Mentre il prof. Fabrizio Canfora tentava di spiegare all’ufficiale l’intento pacifico dell’iniziativa, senza alcuna spiegazione e senza preavviso, contemporaneamente dalle finestre della federazione e dal reparto militare si sparò ripetutamente sul corteo. A sparare per primo fu il sergente Carbonara Domenico, appartenente al 4° battaglione San Marco, in licenza, che inseritosi nel corteo si portò successivamente alle spalle della truppa ed iniziò ad esplodere alcuni colpi di pistola sui manifestanti. In pochi attimi la strada si ricoprì di morti e di numerosi feriti che non furono soccorsi con tempestività per l’atteggiamento dei militari, e soprattutto, perché si dispose il suono prolungato delle sirene che venivano attivate quando c’era il rischio di un attacco aereo.Tra i primi a cadere fu Graziano, il più giovane dei figli di Fiore, che agitando una bandiera si era posto alla testa dei manifestanti. Il tragico bilancio della strage, 20 morti e 38 feriti secondo le cifre ufficiali. Gli apparati dello Stato ereditati dal passato regime riuscirono per circa un anno con la censura e con una inaudita repressione a tenere nascosto l’eccidio; furono, infatti, arrestati e denunciati Luigi de Secly, redettore capo della Gazzetta del Mezzogiorno (ne sarebbe poi diventato il direttore) assieme a diversi altri manifestanti tra cui Fabrizio Canfora, Mimì Loizzi e Carlo Colella.

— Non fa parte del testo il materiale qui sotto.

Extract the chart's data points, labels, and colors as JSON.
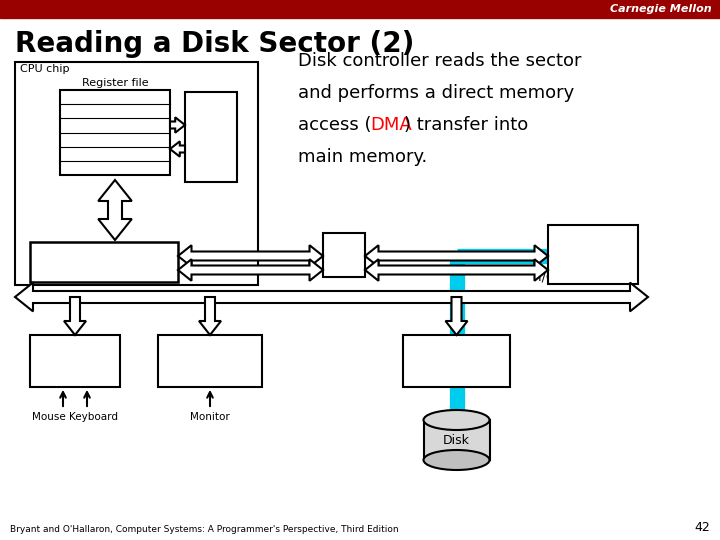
{
  "title": "Reading a Disk Sector (2)",
  "carnegie_mellon_text": "Carnegie Mellon",
  "header_bg": "#990000",
  "header_text_color": "#ffffff",
  "background_color": "#ffffff",
  "title_color": "#000000",
  "title_fontsize": 20,
  "body_fontsize": 11,
  "footnote": "Bryant and O'Hallaron, Computer Systems: A Programmer's Perspective, Third Edition",
  "page_number": "42",
  "dma_color": "#ff0000",
  "cyan_color": "#00ccee",
  "description_lines": [
    "Disk controller reads the sector",
    "and performs a direct memory",
    "access (",
    "DMA",
    ") transfer into",
    "main memory."
  ]
}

 La notizia comunque raggiunse gli esuli antifascisti tra cui Gaetano Salvemini e Luigi Einaudi, che rimasero impressionati dalla violenza inaudita del vecchio stato e della restaurazione autoritaria tentata da Badoglio e dalla monarchia. I protagonisti di quella intensa e drammatica stagione politica non si piegarono e riuscirono a portare avanti la battaglia per la libertà di stampa e per il rinnovamento istituzionale. 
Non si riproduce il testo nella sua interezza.